Solved: Re: PROC GLIMMIX for longitudinal data

Misaki60 · Posted 06-15-2021 04:49 PM

Hello!

I want to analyze longitudinal data and use PROC GLIMMIX to compare values at time=0 with time=1 to 4. My goal is to estimate the mean in different time stamps while considering intra-subject-correlation. Here's what I came up with so far:

PROC GLIMMIX data=data.mixed;
CLASS id group time (ref="0") age_cat (ref="1") smoker_cat(ref="3");
MODEL eq5d5l = time age_cat smoker_cat /dist=beta alpha=0.05 solution cl;
LSMEANS time / cl ilink;
RANDOM intercept / subject=id;
store data.eq5d5l_mixed;
run; quit;

Is the code correct? In addition, I get the notification "Error: Invalid or missing data".

       ods noproctitle;
 75         ods graphics / imagemap=on;
 76         
 77         PROC GLIMMIX data=epra;
 78         CLASS erh_nr Gruppe time (ref="0") alter_cat (ref="1") raucher_cat(ref="3");
 79         MODEL aqlq= time alter_cat raucher_cat /dist=beta alpha=0.05 solution cl;
 80         LSMEANS time / cl ilink;
 81         RANDOM intercept / subject=erh_nr;
 82         store daten.aqlq_mixed;
 83         /* WEIGHT sw type=vc; */
 84         run;
 
 
 84       !      quit;
 
 
 ERROR: Invalid or missing data.
 NOTE: The GLIMMIX procedure deleted the model item store DATEN.AQLQ_MIXED because of incomplete information for a subsequent 
       analysis.
 NOTE: The SAS System stopped processing this step because of errors.
 NOTE:  Verwendet wurde: PROZEDUR GLIMMIX - (Gesamtverarbeitungszeit):
       real time           0.10 seconds
       cpu time            0.09 seconds

Has anyone an idea why I get this notification? In case you're wondering, It's my first time with SAS so please be considerate. Thanks!

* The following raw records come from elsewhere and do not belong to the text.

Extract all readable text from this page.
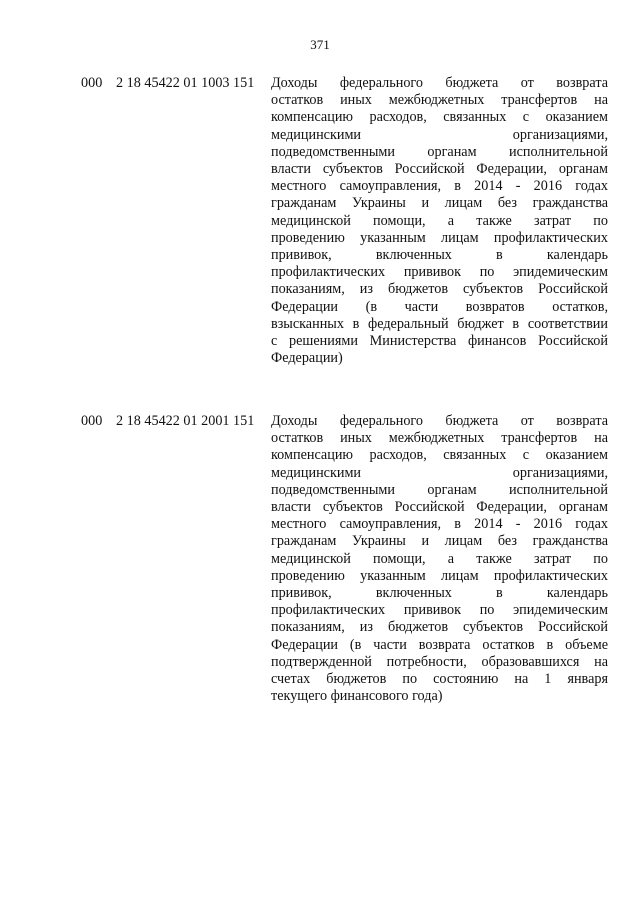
371
000 2 18 45422 01 1003 151 Доходы федерального бюджета от возврата
остатков иных межбюджетных трансфертов на
компенсацию расходов, связанных с оказанием
медицинскими организациями,
подведомственными органам исполнительной
власти субъектов Российской Федерации, органам
местного самоуправления, в 2014 - 2016 годах
гражданам Украины и лицам без гражданства
медицинской помощи, а также затрат по
проведению указанным лицам профилактических
прививок, включенных в календарь
профилактических прививок по эпидемическим
показаниям, из бюджетов субъектов Российской
Федерации (в части возвратов остатков,
взысканных в федеральный бюджет в соответствии
с решениями Министерства финансов Российской
Федерации)
000 2 18 45422 01 2001 151 Доходы федерального бюджета от возврата
остатков иных межбюджетных трансфертов на
компенсацию расходов, связанных с оказанием
медицинскими организациями,
подведомственными органам исполнительной
власти субъектов Российской Федерации, органам
местного самоуправления, в 2014 - 2016 годах
гражданам Украины и лицам без гражданства
медицинской помощи, а также затрат по
проведению указанным лицам профилактических
прививок, включенных в календарь
профилактических прививок по эпидемическим
показаниям, из бюджетов субъектов Российской
Федерации (в части возврата остатков в объеме
подтвержденной потребности, образовавшихся на
счетах бюджетов по состоянию на 1 января
текущего финансового года)
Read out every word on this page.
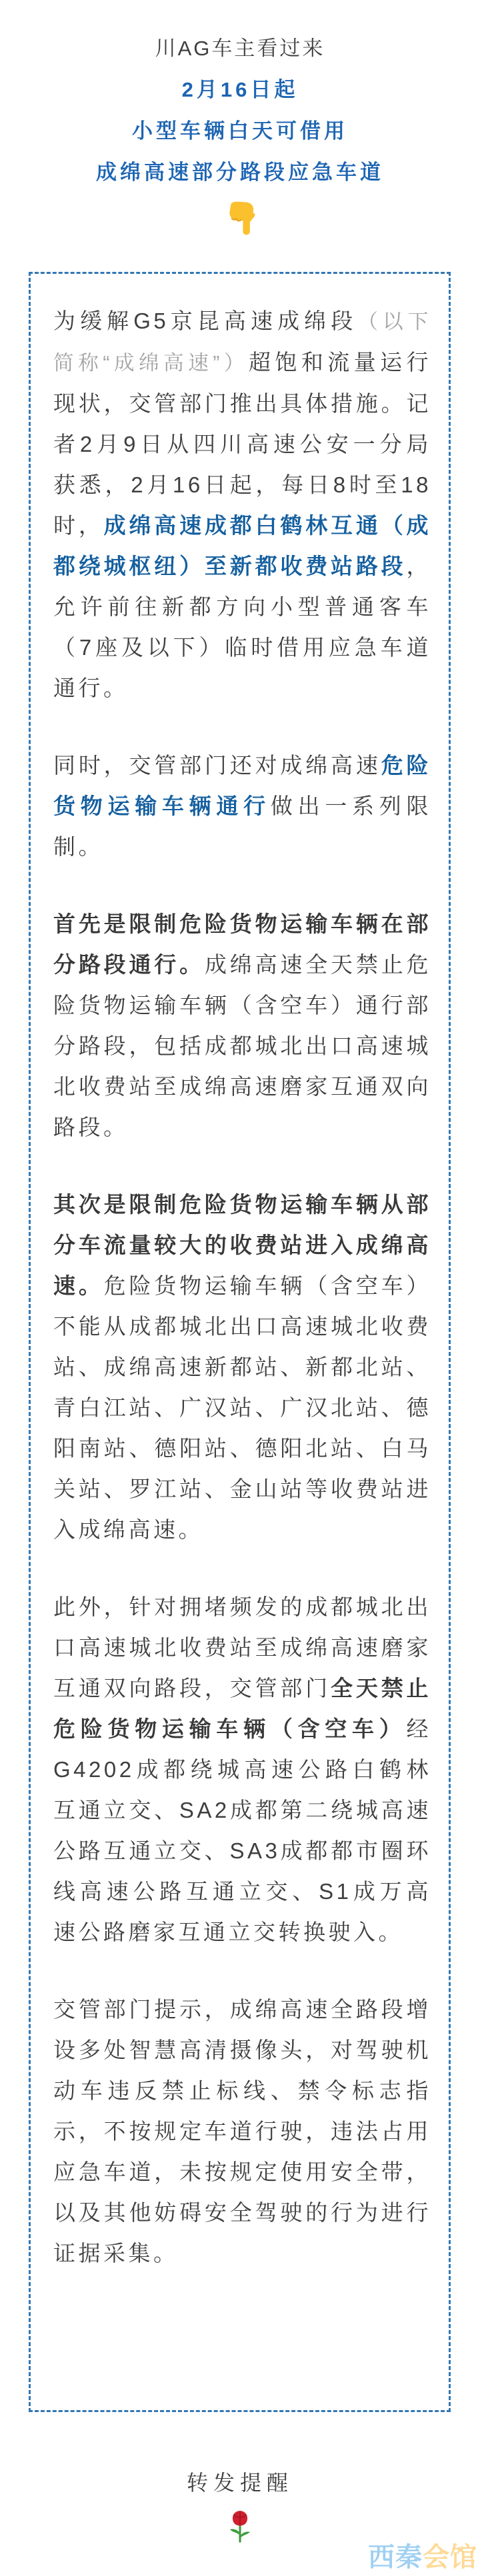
川AG车主看过来
2月16日起
小型车辆白天可借用
成绵高速部分路段应急车道

为缓解G5京昆高速成绵段（以下简称“成绵高速”）超饱和流量运行现状，交管部门推出具体措施。记者2月9日从四川高速公安一分局获悉，2月16日起，每日8时至18时，成绵高速成都白鹤林互通（成都绕城枢纽）至新都收费站路段，允许前往新都方向小型普通客车（7座及以下）临时借用应急车道通行。

同时，交管部门还对成绵高速危险货物运输车辆通行做出一系列限制。

首先是限制危险货物运输车辆在部分路段通行。成绵高速全天禁止危险货物运输车辆（含空车）通行部分路段，包括成都城北出口高速城北收费站至成绵高速磨家互通双向路段。

其次是限制危险货物运输车辆从部分车流量较大的收费站进入成绵高速。危险货物运输车辆（含空车）不能从成都城北出口高速城北收费站、成绵高速新都站、新都北站、青白江站、广汉站、广汉北站、德阳南站、德阳站、德阳北站、白马关站、罗江站、金山站等收费站进入成绵高速。

此外，针对拥堵频发的成都城北出口高速城北收费站至成绵高速磨家互通双向路段，交管部门全天禁止危险货物运输车辆（含空车）经G4202成都绕城高速公路白鹤林互通立交、SA2成都第二绕城高速公路互通立交、SA3成都都市圈环线高速公路互通立交、S1成万高速公路磨家互通立交转换驶入。

交管部门提示，成绵高速全路段增设多处智慧高清摄像头，对驾驶机动车违反禁止标线、禁令标志指示，不按规定车道行驶，违法占用应急车道，未按规定使用安全带，以及其他妨碍安全驾驶的行为进行证据采集。

转发提醒
西秦会馆
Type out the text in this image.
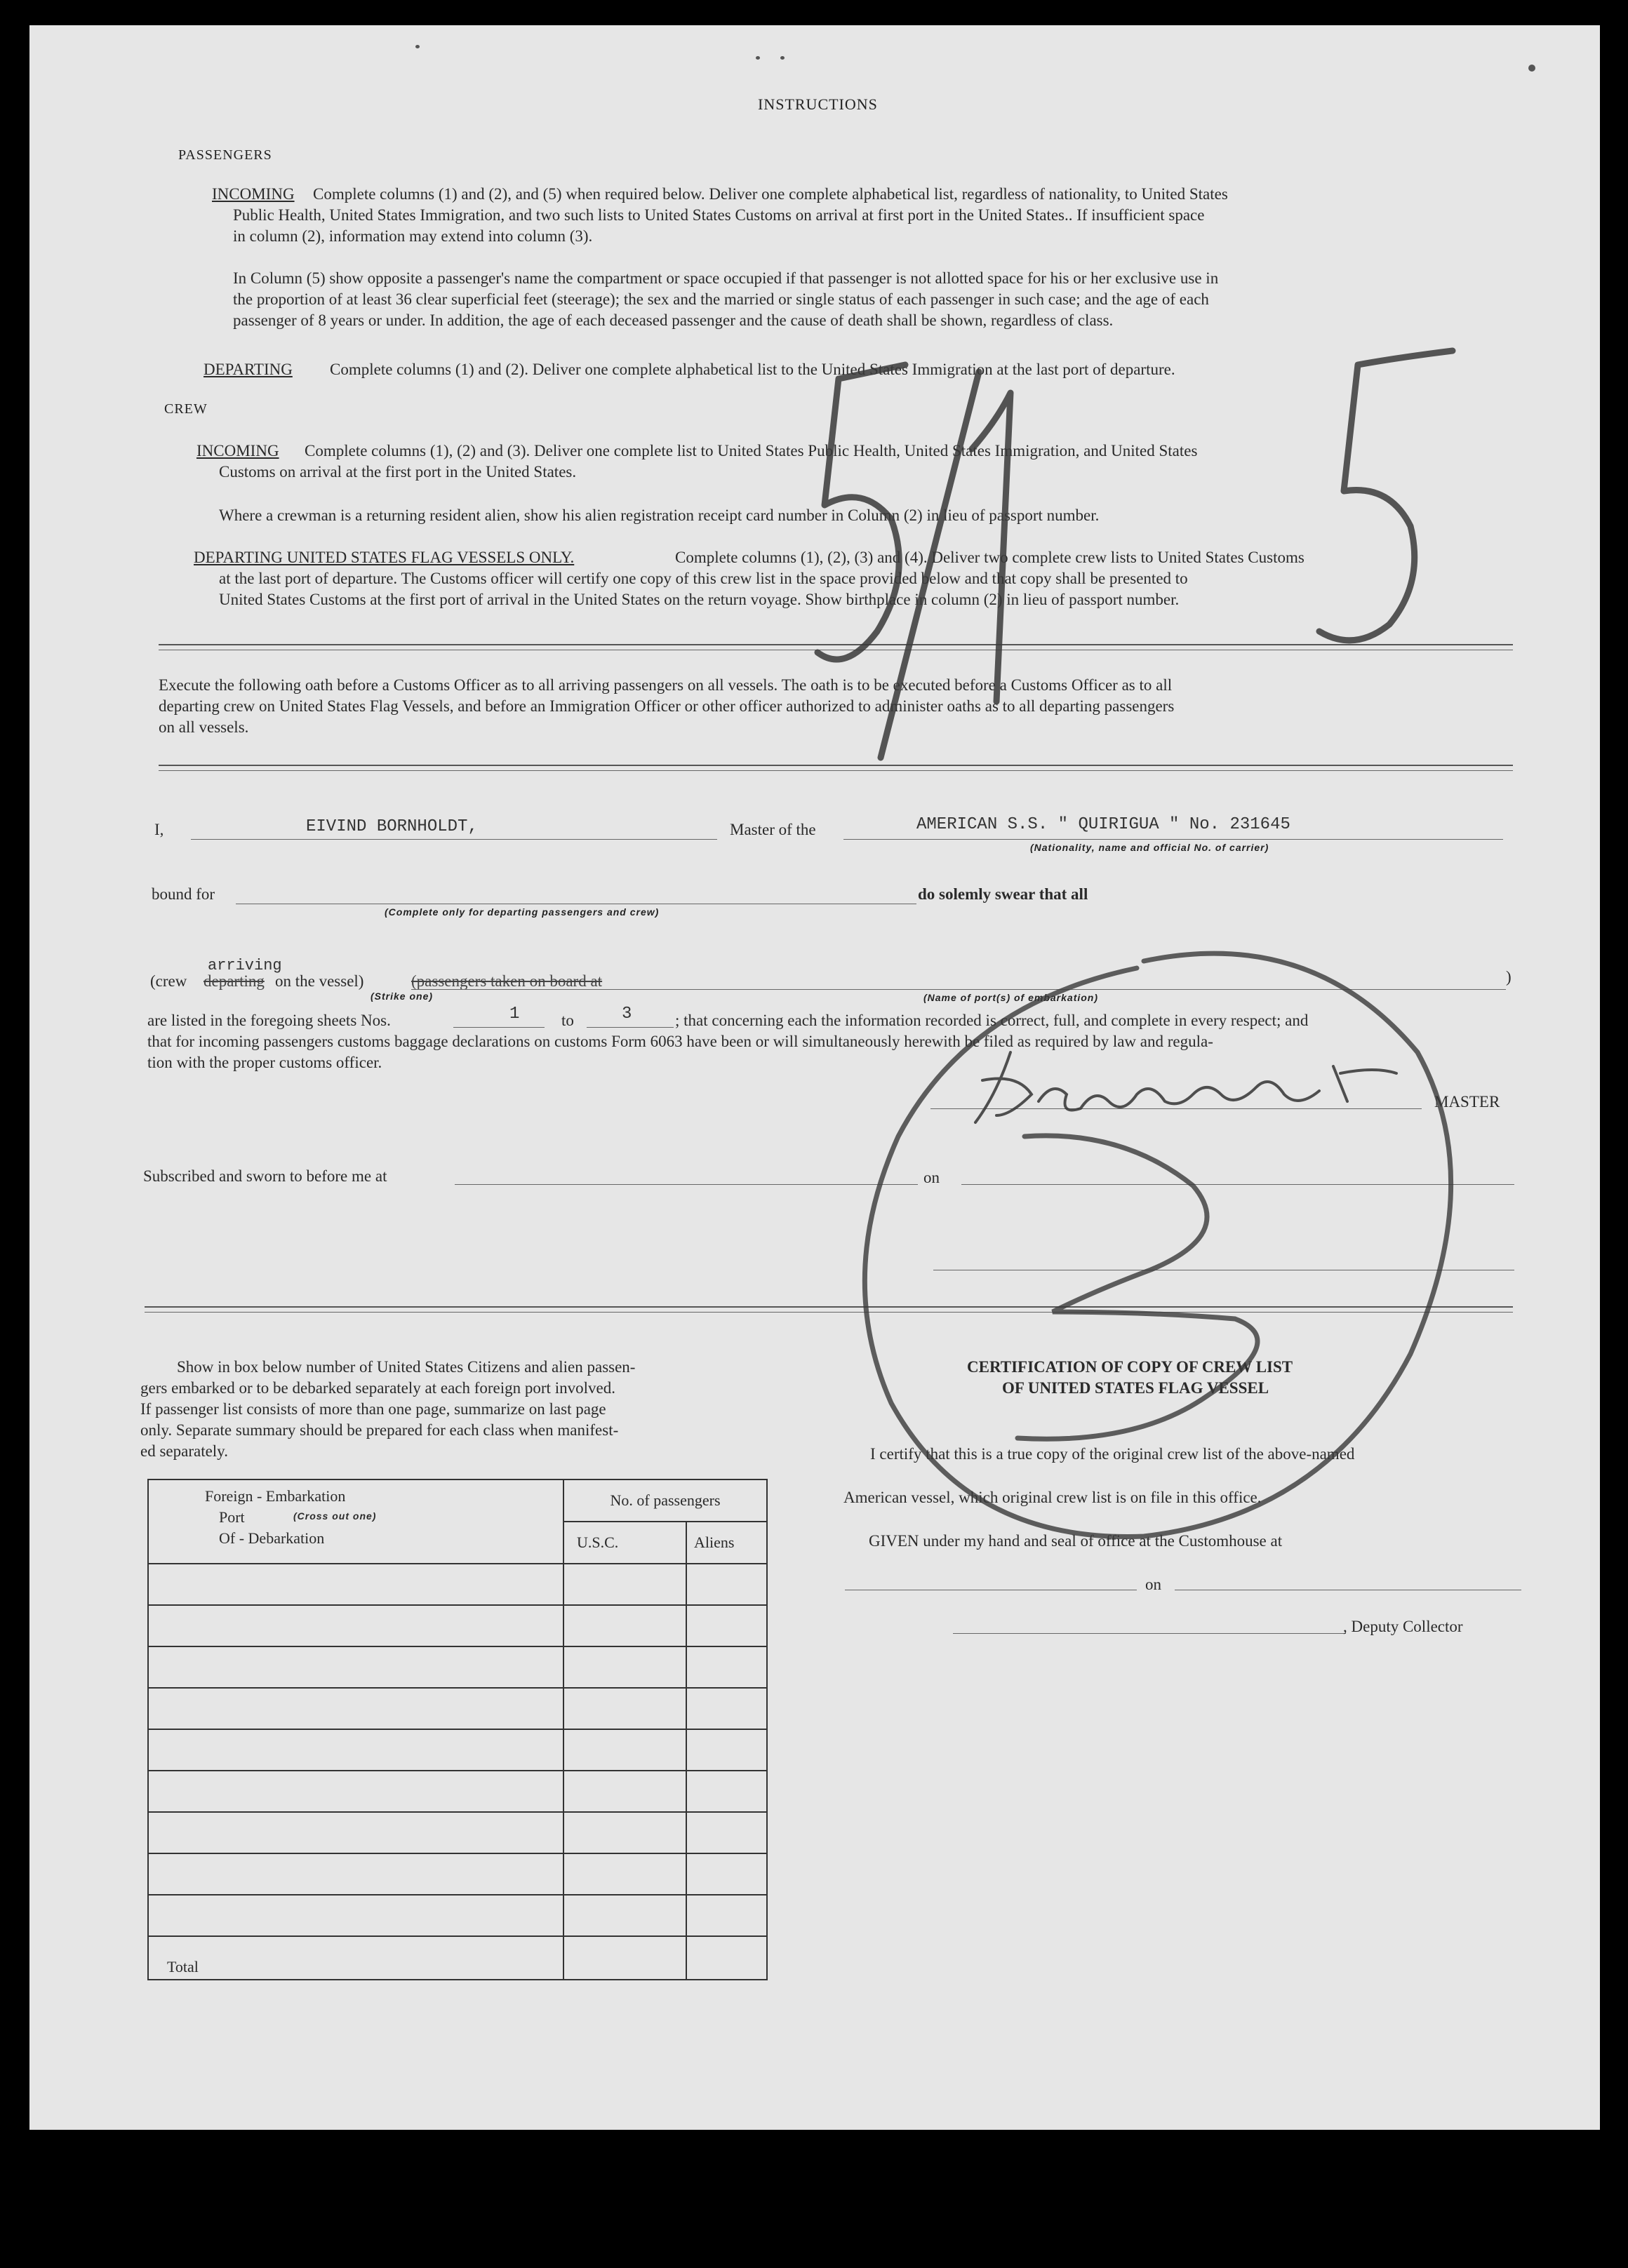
INSTRUCTIONS
PASSENGERS
INCOMING Complete columns (1) and (2), and (5) when required below. Deliver one complete alphabetical list, regardless of nationality, to United States
Public Health, United States Immigration, and two such lists to United States Customs on arrival at first port in the United States.. If insufficient space
in column (2), information may extend into column (3).
In Column (5) show opposite a passenger's name the compartment or space occupied if that passenger is not allotted space for his or her exclusive use in
the proportion of at least 36 clear superficial feet (steerage); the sex and the married or single status of each passenger in such case; and the age of each
passenger of 8 years or under. In addition, the age of each deceased passenger and the cause of death shall be shown, regardless of class.
DEPARTING Complete columns (1) and (2). Deliver one complete alphabetical list to the United States Immigration at the last port of departure.
CREW
INCOMING Complete columns (1), (2) and (3). Deliver one complete list to United States Public Health, United States Immigration, and United States
Customs on arrival at the first port in the United States.
Where a crewman is a returning resident alien, show his alien registration receipt card number in Column (2) in lieu of passport number.
DEPARTING UNITED STATES FLAG VESSELS ONLY.	Complete columns (1), (2), (3) and (4). Deliver two complete crew lists to United States Customs
at the last port of departure. The Customs officer will certify one copy of this crew list in the space provided below and that copy shall be presented to
United States Customs at the first port of arrival in the United States on the return voyage. Show birthplace in column (2) in lieu of passport number.
Execute the following oath before a Customs Officer as to all arriving passengers on all vessels. The oath is to be executed before a Customs Officer as to all
departing crew on United States Flag Vessels, and before an Immigration Officer or other officer authorized to administer oaths as to all departing passengers
on all vessels.
I,	EIVIND BORNHOLDT,	Master of the	AMERICAN S.S. " QUIRIGUA " No. 231645
(Nationality, name and official No. of carrier)
bound for
(Complete only for departing passengers and crew)
do solemly swear that all
(crew
arriving
departing on the vessel)	(passengers taken on board at	)
(Strike one)	(Name of port(s) of embarkation)
are listed in the foregoing sheets Nos.	1	to	3	; that concerning each the information recorded is correct, full, and complete in every respect; and
that for incoming passengers customs baggage declarations on customs Form 6063 have been or will simultaneously herewith be filed as required by law and regula-
tion with the proper customs officer.
MASTER
Subscribed and sworn to before me at	on
Show in box below number of United States Citizens and alien passen-
gers embarked or to be debarked separately at each foreign port involved.
If passenger list consists of more than one page, summarize on last page
only. Separate summary should be prepared for each class when manifest-
ed separately.
Foreign - Embarkation
Port (Cross out one)
Of - Debarkation	No. of passengers	
	U.S.C.	Aliens

Total		
CERTIFICATION OF COPY OF CREW LIST
OF UNITED STATES FLAG VESSEL
I certify that this is a true copy of the original crew list of the above-named
American vessel, which original crew list is on file in this office.
GIVEN under my hand and seal of office at the Customhouse at
on
, Deputy Collector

SteveDenham · Posted 06-16-2021 09:00 AM

The first code block looks fine. You may want to explore interactions later, but for now the only thing I would think about changing would be your LSMEANS statement to

LSMEANS time / cl ilink diff=control;

That will enable testing the various levels of time against the first level (time=0). If your subjects are measured at multiple times, you will probably want to include this RANDOM statement:

random time/subject=id type=ar(1) residual;

to model the correlation of residuals (R side).

On to the second block of code. Here PROC GLIMMIX is not finding your dataset. Be sure all the spelling matches up and the dataset exists. That seems really obvious, but sometimes the obvious is what trips us up. Try running PROC FREQ to get the cross tabulations on the dataset.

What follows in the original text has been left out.